Despite having some of the most intractable problems of any minister, including garbage collection failures and the increasing struggle many face to get health cover, Dwayne Seymour spent a good deal of time focused on culture, one of his less controversial responsibilities.
The minister said nothing about the proposed changes to the National Conservation Law, his future policy position on the environment in general, or when the marine park enhancements would be put in place.
During the visit by Prince Charles in March this year, Seymour made much of his announcement that Cabinet had finally approved the marine park expansion proposals that the Department of Environment has been pushing for almost a decade. But the minister has never mentioned an implementation date since.
At the time, the royal visitor commended the minister for that announcement, but eight months later the enhancements are still not in place and there was no indication in the minister’s speech when he plans to roll out the much needed additional marine protections.
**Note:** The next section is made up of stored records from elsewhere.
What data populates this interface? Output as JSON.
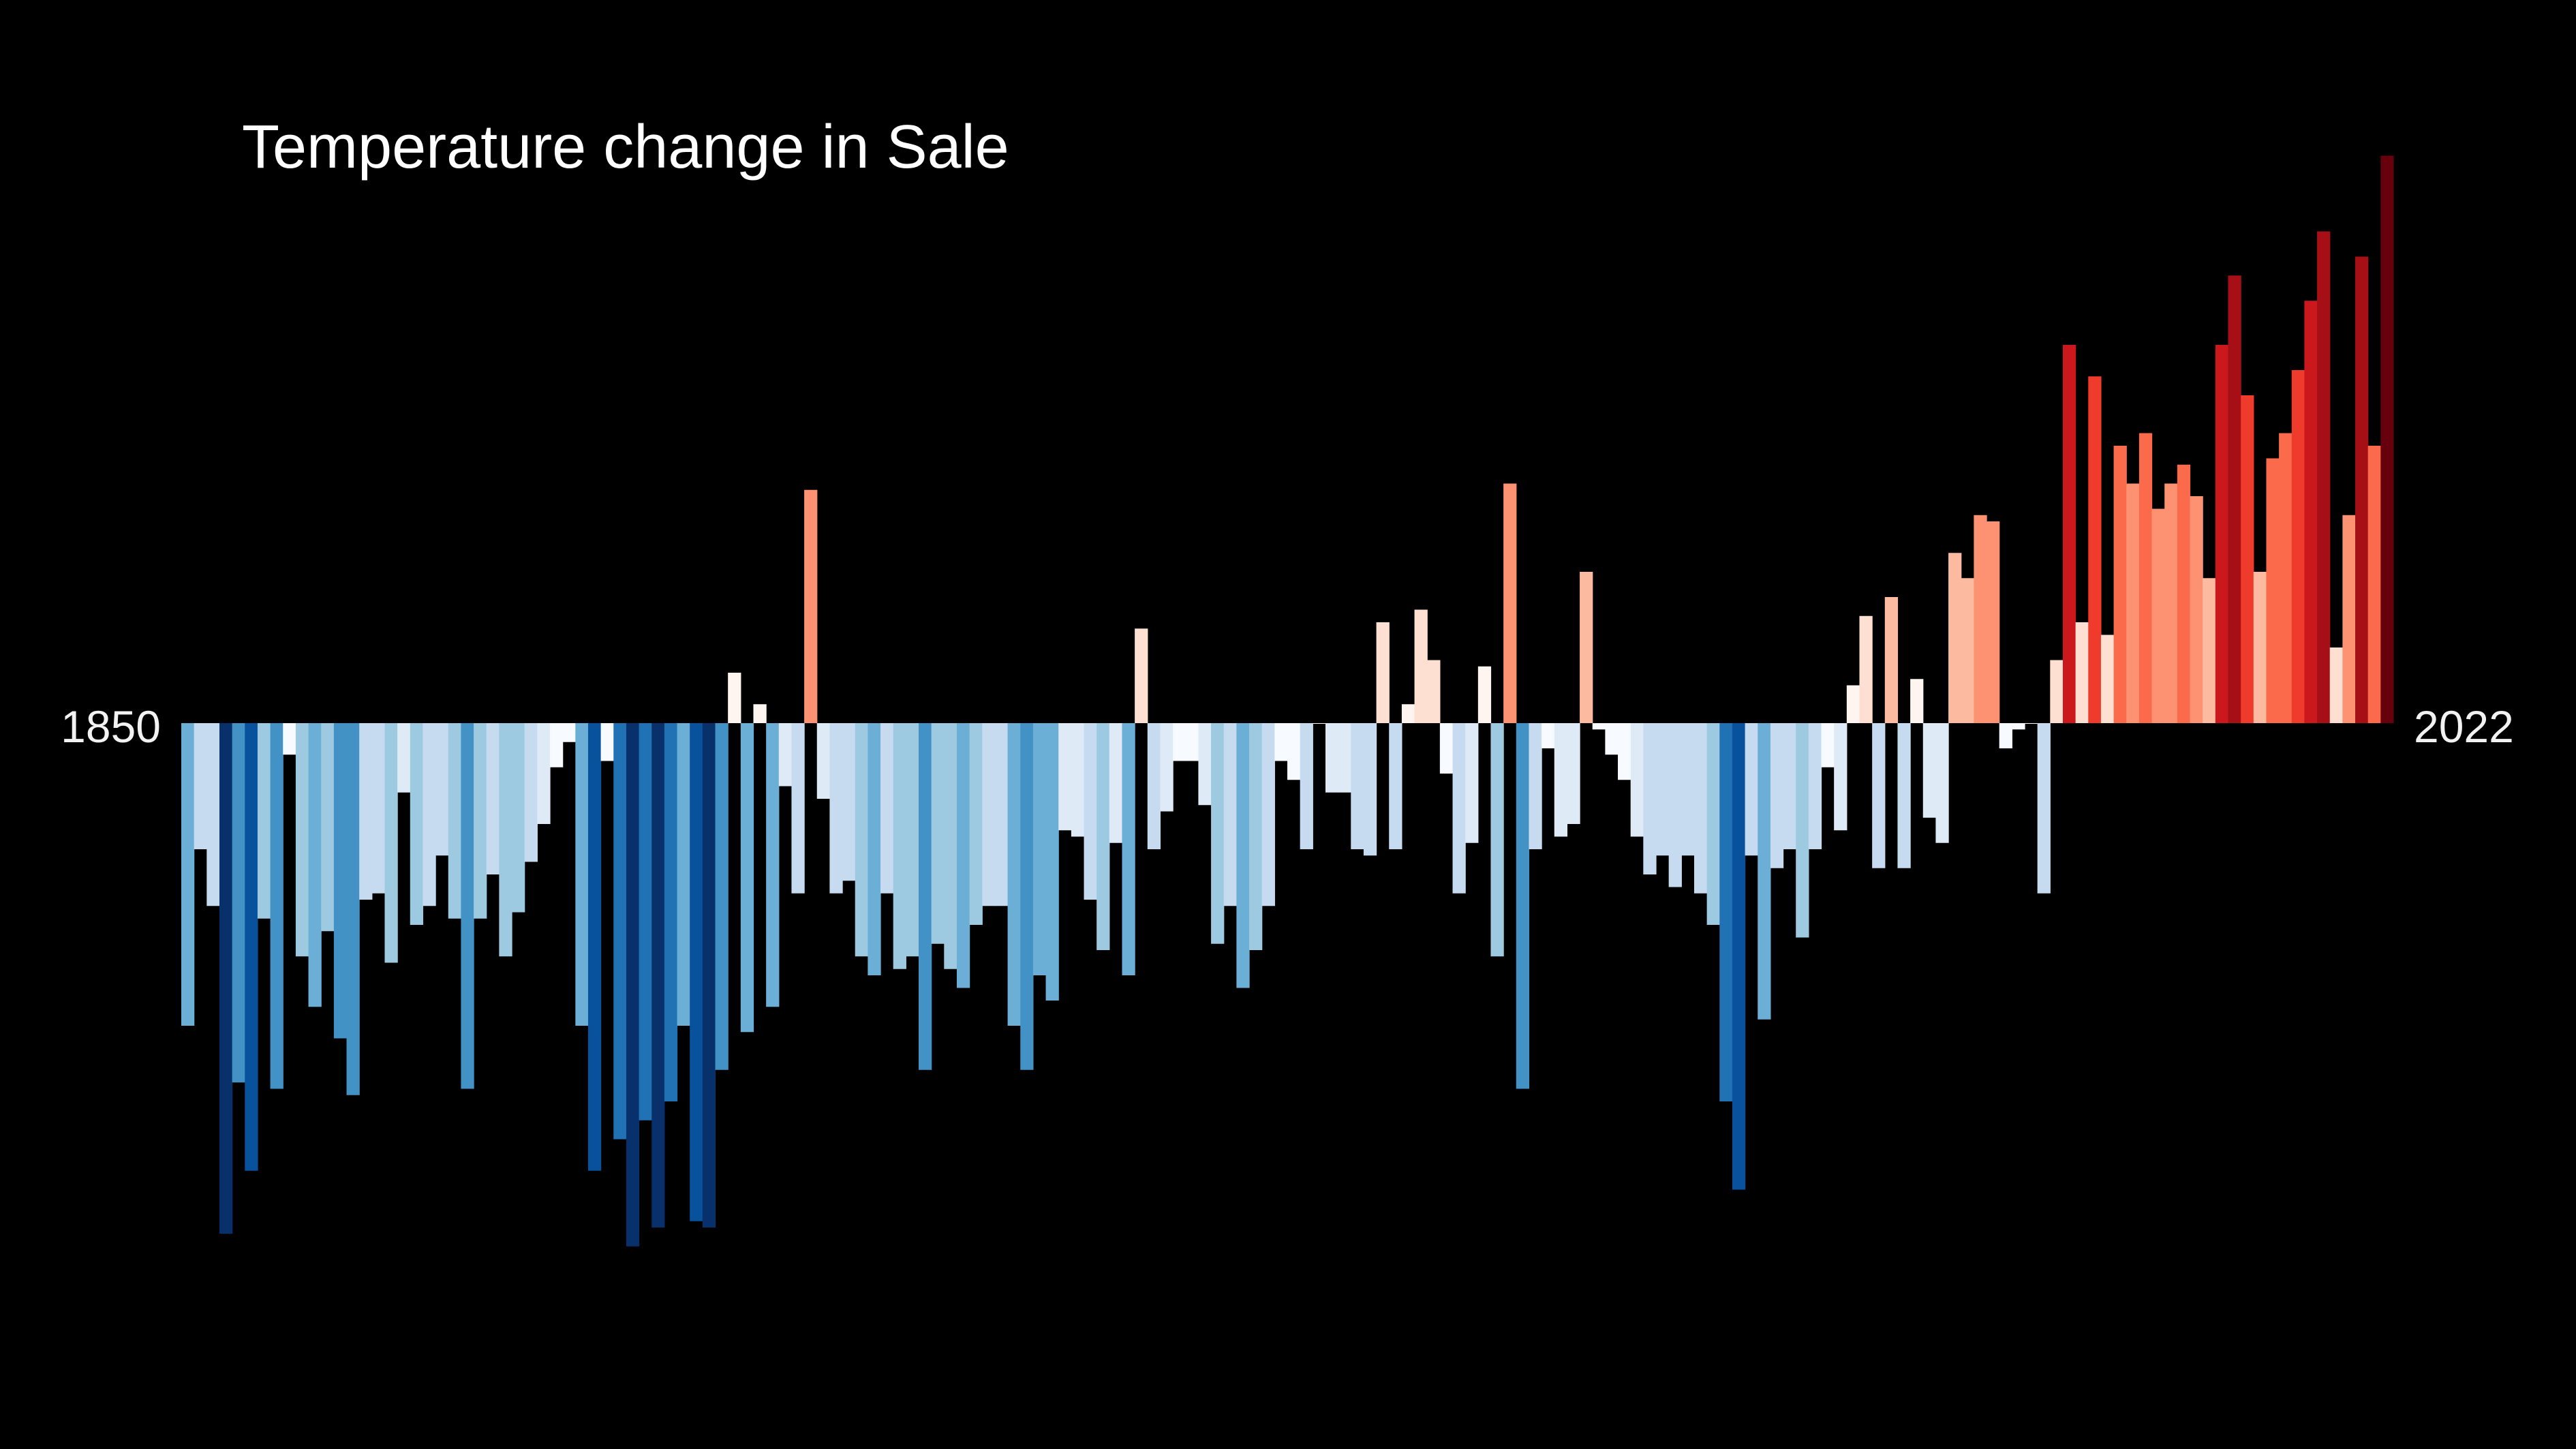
{
  "chart_data": {
    "type": "bar",
    "title": "Temperature change in Sale",
    "xlabel": "",
    "ylabel": "",
    "start_label": "1850",
    "end_label": "2022",
    "x_start": 1850,
    "x_end": 2022,
    "ylim": [
      -0.82,
      0.9
    ],
    "grid": false,
    "legend": "none",
    "values": [
      -0.48,
      -0.2,
      -0.29,
      -0.81,
      -0.57,
      -0.71,
      -0.31,
      -0.58,
      -0.05,
      -0.37,
      -0.45,
      -0.33,
      -0.5,
      -0.59,
      -0.28,
      -0.27,
      -0.38,
      -0.11,
      -0.32,
      -0.29,
      -0.21,
      -0.31,
      -0.58,
      -0.31,
      -0.24,
      -0.37,
      -0.3,
      -0.22,
      -0.16,
      -0.07,
      -0.03,
      -0.48,
      -0.71,
      -0.06,
      -0.66,
      -0.83,
      -0.63,
      -0.8,
      -0.6,
      -0.48,
      -0.79,
      -0.8,
      -0.55,
      0.08,
      -0.49,
      0.03,
      -0.45,
      -0.1,
      -0.27,
      0.37,
      -0.12,
      -0.27,
      -0.25,
      -0.37,
      -0.4,
      -0.27,
      -0.39,
      -0.37,
      -0.55,
      -0.35,
      -0.39,
      -0.42,
      -0.32,
      -0.29,
      -0.29,
      -0.48,
      -0.55,
      -0.4,
      -0.44,
      -0.17,
      -0.18,
      -0.28,
      -0.36,
      -0.19,
      -0.4,
      0.15,
      -0.2,
      -0.14,
      -0.06,
      -0.06,
      -0.13,
      -0.35,
      -0.29,
      -0.42,
      -0.36,
      -0.29,
      -0.06,
      -0.09,
      -0.2,
      0.0,
      -0.11,
      -0.11,
      -0.2,
      -0.21,
      0.16,
      -0.2,
      0.03,
      0.18,
      0.1,
      -0.08,
      -0.27,
      -0.19,
      0.09,
      -0.37,
      0.38,
      -0.58,
      -0.2,
      -0.04,
      -0.18,
      -0.16,
      0.24,
      -0.01,
      -0.05,
      -0.09,
      -0.18,
      -0.24,
      -0.21,
      -0.26,
      -0.21,
      -0.27,
      -0.32,
      -0.6,
      -0.74,
      -0.21,
      -0.47,
      -0.23,
      -0.2,
      -0.34,
      -0.2,
      -0.07,
      -0.17,
      0.06,
      0.17,
      -0.23,
      0.2,
      -0.23,
      0.07,
      -0.15,
      -0.19,
      0.27,
      0.23,
      0.33,
      0.32,
      -0.04,
      -0.01,
      0.0,
      -0.27,
      0.1,
      0.6,
      0.16,
      0.55,
      0.14,
      0.44,
      0.38,
      0.46,
      0.34,
      0.38,
      0.41,
      0.36,
      0.23,
      0.6,
      0.71,
      0.52,
      0.24,
      0.42,
      0.46,
      0.56,
      0.67,
      0.78,
      0.12,
      0.33,
      0.74,
      0.44,
      0.9
    ]
  }
}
Seymour also said very little about the situation at the dump and government’s more than two year negotiations with the Dart-led consortium that is supposed to be tackling the country’s waste-management problems. He said that progress had been made in the negotiations towards a final contract and he expected work to start on remediating part of the George Town landfill in the New Year.
However, Seymour said nothing about the details of the contract and did not respond to Ezzard Miller’s comments in his contribution to the budget debate that the final contract could be as much as $40 million more than the price in the tender bid.
The health minister spoke briefly about rubbish collection and said that eleven new garbage trucks had been ordered, and they will be delivered in early 2020. This, he said, would help to make collection more efficient. He said there were plans to expand recycling, and while he did not detail what they were, he said the Department of Environmental Health was buying some small processors.
Seymour gave very little new policy information about one of the most important challenges his ministry faces, which is making healthcare more affordable. He said his ministry would be working on lowering health costs but said nothing about how that would happen or what he planned to do about the increasing cost of health insurance. He made no mention of the CINICO review or if any further consideration had been given to the concept of a single-pay system.
He also failed to update his colleagues on the work and the money spent on consultants over the last year to introduce a SHIC plan specifically for the elderly, which the premier had hinted had been abandoned when he delivered the Budget Policy Statement.
In June Seymour had voiced his support for free healthcare for all children in Cayman during a debate on a private member’s motion, brought by opposition member Chris Saunders, asking for government to look at how it could be achieved. The motion was accepted and Seymour claimed at the time that the ministry was already looking seriously at this proposal. He said he had campaigned on the issue and that it was “very near and dear to me”.
But less than six months later, as he outlined what his ministry would be doing for the next two years, Seymour made no comment on the issue. Instead, he spoke about pressing ahead with the satellite hospital in Bodden Town, explaining that consultants had recommended it as a way to help meet increasing demand.
The minister revealed that some of the services provided at the George Town hospital would be moved to the Smith Road building to help alleviate the pressure on the main campus.
He also said there would be a greater focus on mental health, with plans to introduce a unit for adolescents’ mental health care.